Examine closely any areas of very dark tones in your test print: do the dots of color appear to run together into uneven clumps or puddles? If so, the paper is unsuitable. Produce another test print on better-quality paper.
Examine any large areas of even midtones, such as blue sky or evenly painted walls. Do they appear banded (as if painted in strips with tiny gaps between) or uneven in any way? If so, reject the print.
Examine closely any small areas of what should be smooth, even transitions in tone, such as the side of a face falling into shadow or the bodywork of a car. Do they look mottled or banded? If so, reject the print.

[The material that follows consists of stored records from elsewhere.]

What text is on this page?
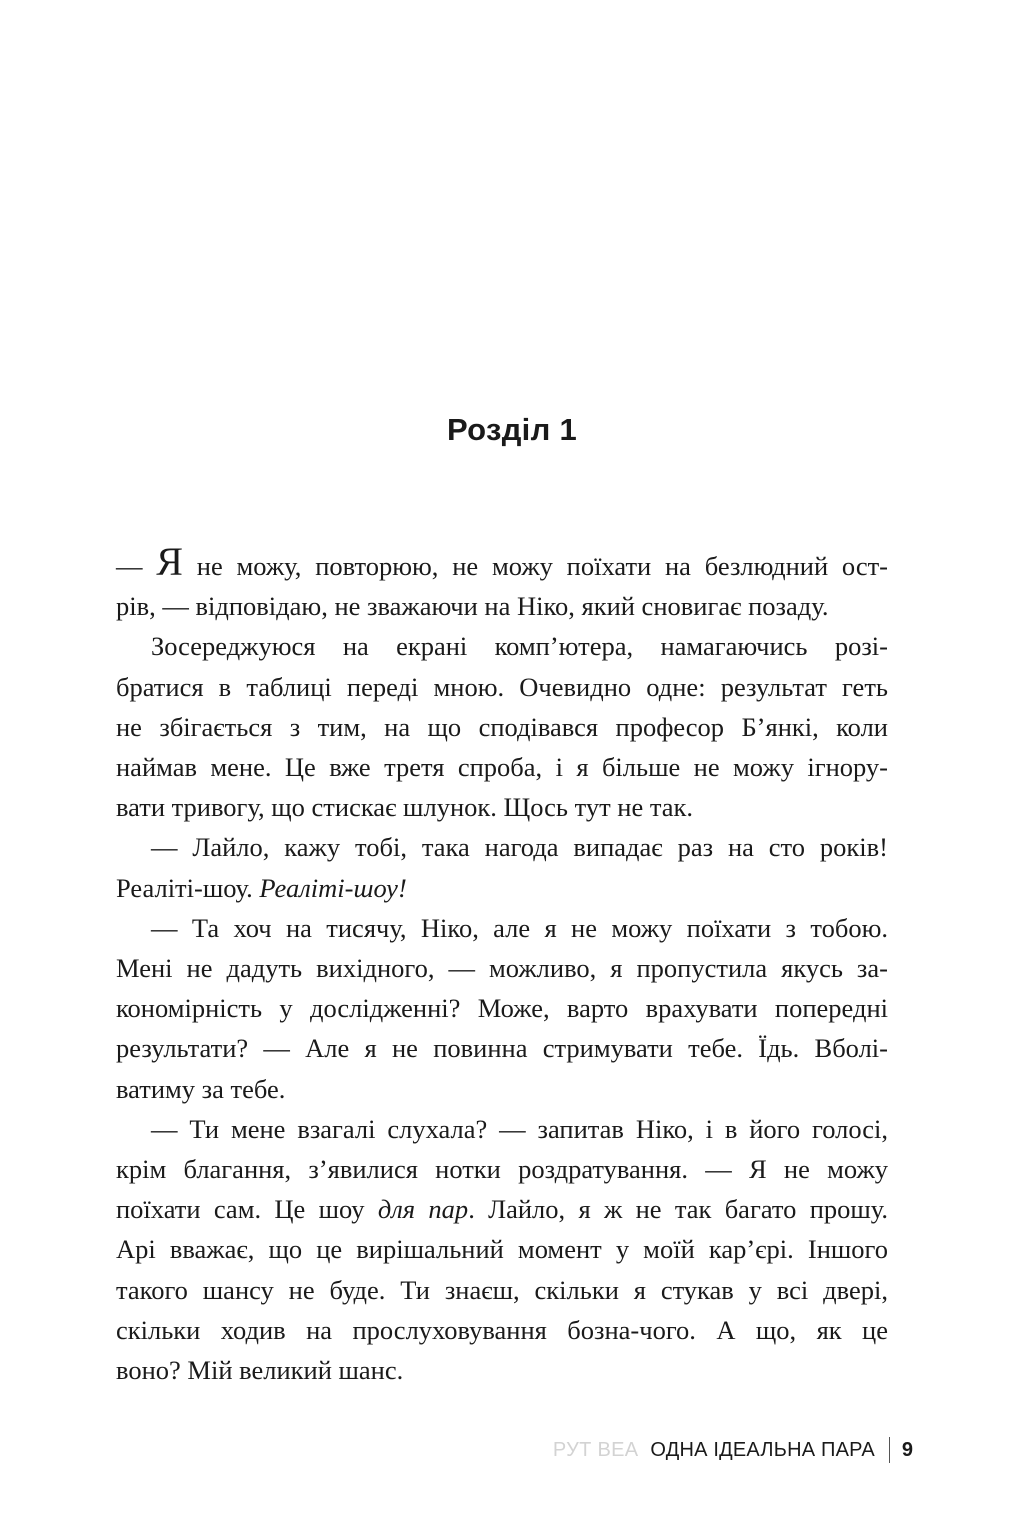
Розділ 1
— Я не можу, повторюю, не можу поїхати на безлюдний ост-
рів, — відповідаю, не зважаючи на Ніко, який сновигає позаду.
Зосереджуюся на екрані комп’ютера, намагаючись розі-
братися в таблиці переді мною. Очевидно одне: результат геть
не збігається з тим, на що сподівався професор Б’янкі, коли
наймав мене. Це вже третя спроба, і я більше не можу ігнору-
вати тривогу, що стискає шлунок. Щось тут не так.
— Лайло, кажу тобі, така нагода випадає раз на сто років!
Реаліті-шоу. Реаліті-шоу!
— Та хоч на тисячу, Ніко, але я не можу поїхати з тобою.
Мені не дадуть вихідного, — можливо, я пропустила якусь за-
кономірність у дослідженні? Може, варто врахувати попередні
результати? — Але я не повинна стримувати тебе. Їдь. Вболі-
ватиму за тебе.
— Ти мене взагалі слухала? — запитав Ніко, і в його голосі,
крім благання, з’явилися нотки роздратування. — Я не можу
поїхати сам. Це шоу для пар. Лайло, я ж не так багато прошу.
Арі вважає, що це вирішальний момент у моїй кар’єрі. Іншого
такого шансу не буде. Ти знаєш, скільки я стукав у всі двері,
скільки ходив на прослуховування бозна-чого. А що, як це
воно? Мій великий шанс.
РУТ ВЕА ОДНА ІДЕАЛЬНА ПАРА 9
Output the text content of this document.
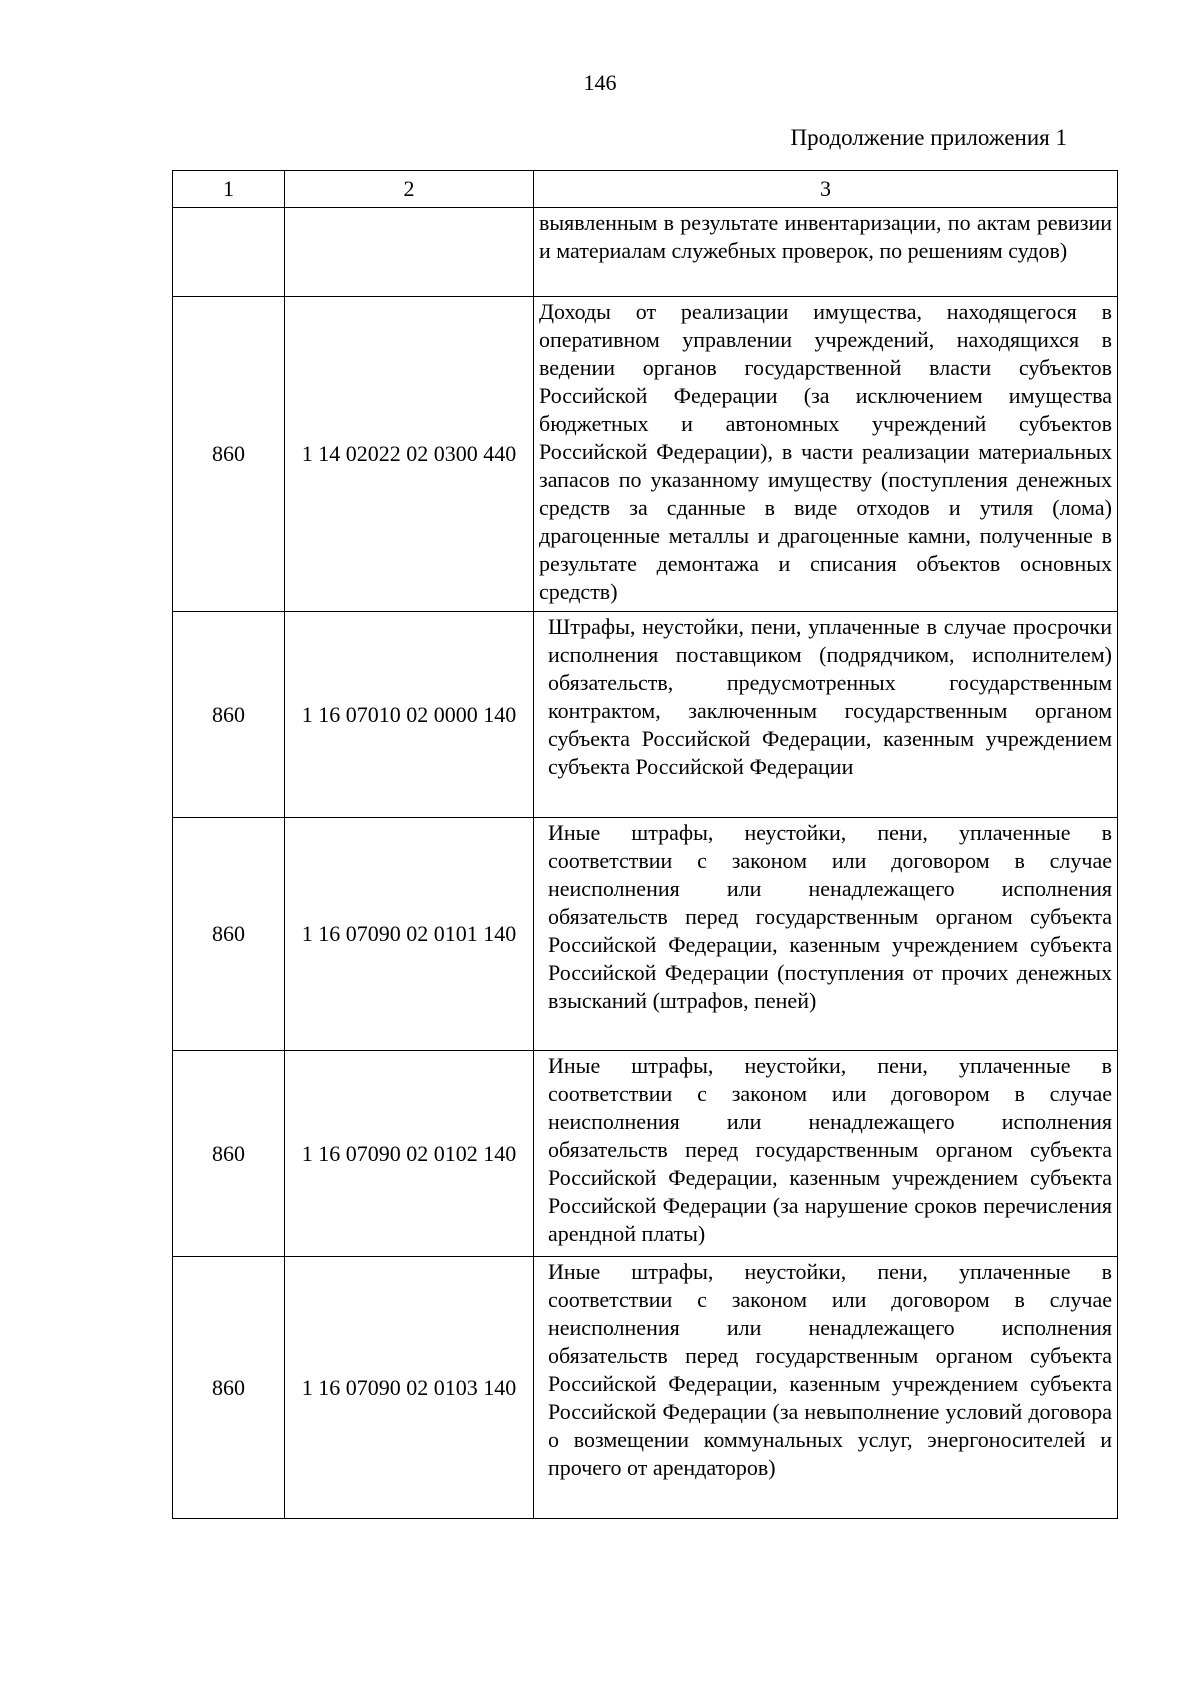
146
Продолжение приложения 1
1	2	3
		выявленным в результате инвентаризации, по актам ревизии и материалам служебных проверок, по решениям судов)
860	1 14 02022 02 0300 440	Доходы от реализации имущества, находящегося в оперативном управлении учреждений, находящихся в ведении органов государственной власти субъектов Российской Федерации (за исключением имущества бюджетных и автономных учреждений субъектов Российской Федерации), в части реализации материальных запасов по указанному имуществу (поступления денежных средств за сданные в виде отходов и утиля (лома) драгоценные металлы и драгоценные камни, полученные в результате демонтажа и списания объектов основных средств)
860	1 16 07010 02 0000 140	Штрафы, неустойки, пени, уплаченные в случае просрочки исполнения поставщиком (подрядчиком, исполнителем) обязательств, предусмотренных государственным контрактом, заключенным государственным органом субъекта Российской Федерации, казенным учреждением субъекта Российской Федерации
860	1 16 07090 02 0101 140	Иные штрафы, неустойки, пени, уплаченные в соответствии с законом или договором в случае неисполнения или ненадлежащего исполнения обязательств перед государственным органом субъекта Российской Федерации, казенным учреждением субъекта Российской Федерации (поступления от прочих денежных взысканий (штрафов, пеней)
860	1 16 07090 02 0102 140	Иные штрафы, неустойки, пени, уплаченные в соответствии с законом или договором в случае неисполнения или ненадлежащего исполнения обязательств перед государственным органом субъекта Российской Федерации, казенным учреждением субъекта Российской Федерации (за нарушение сроков перечисления арендной платы)
860	1 16 07090 02 0103 140	Иные штрафы, неустойки, пени, уплаченные в соответствии с законом или договором в случае неисполнения или ненадлежащего исполнения обязательств перед государственным органом субъекта Российской Федерации, казенным учреждением субъекта Российской Федерации (за невыполнение условий договора о возмещении коммунальных услуг, энергоносителей и прочего от арендаторов)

Printers can lay more than 2,000 dots of ink per inch (dpi) but since no printer can change the strength of the ink and not all can vary dot size, not all dots are available for defining detail. Thus, printers use groupings of dotshalftone cellsto simulate a grayscale. At least 200 gray levels are needed to represent continuous tone. Therefore, a printer must control a large number of ink dots just to represent gray levels, reducing the detail that can be printed. In practice, detail resolution above 100 dpi meets most requirements. Now, if a printer can lay 1,400 dpi, it has some 14 dots to use for creating the effect of continuous tone. If you multiply together the four or more inks used, a good range of tones and colors are possible.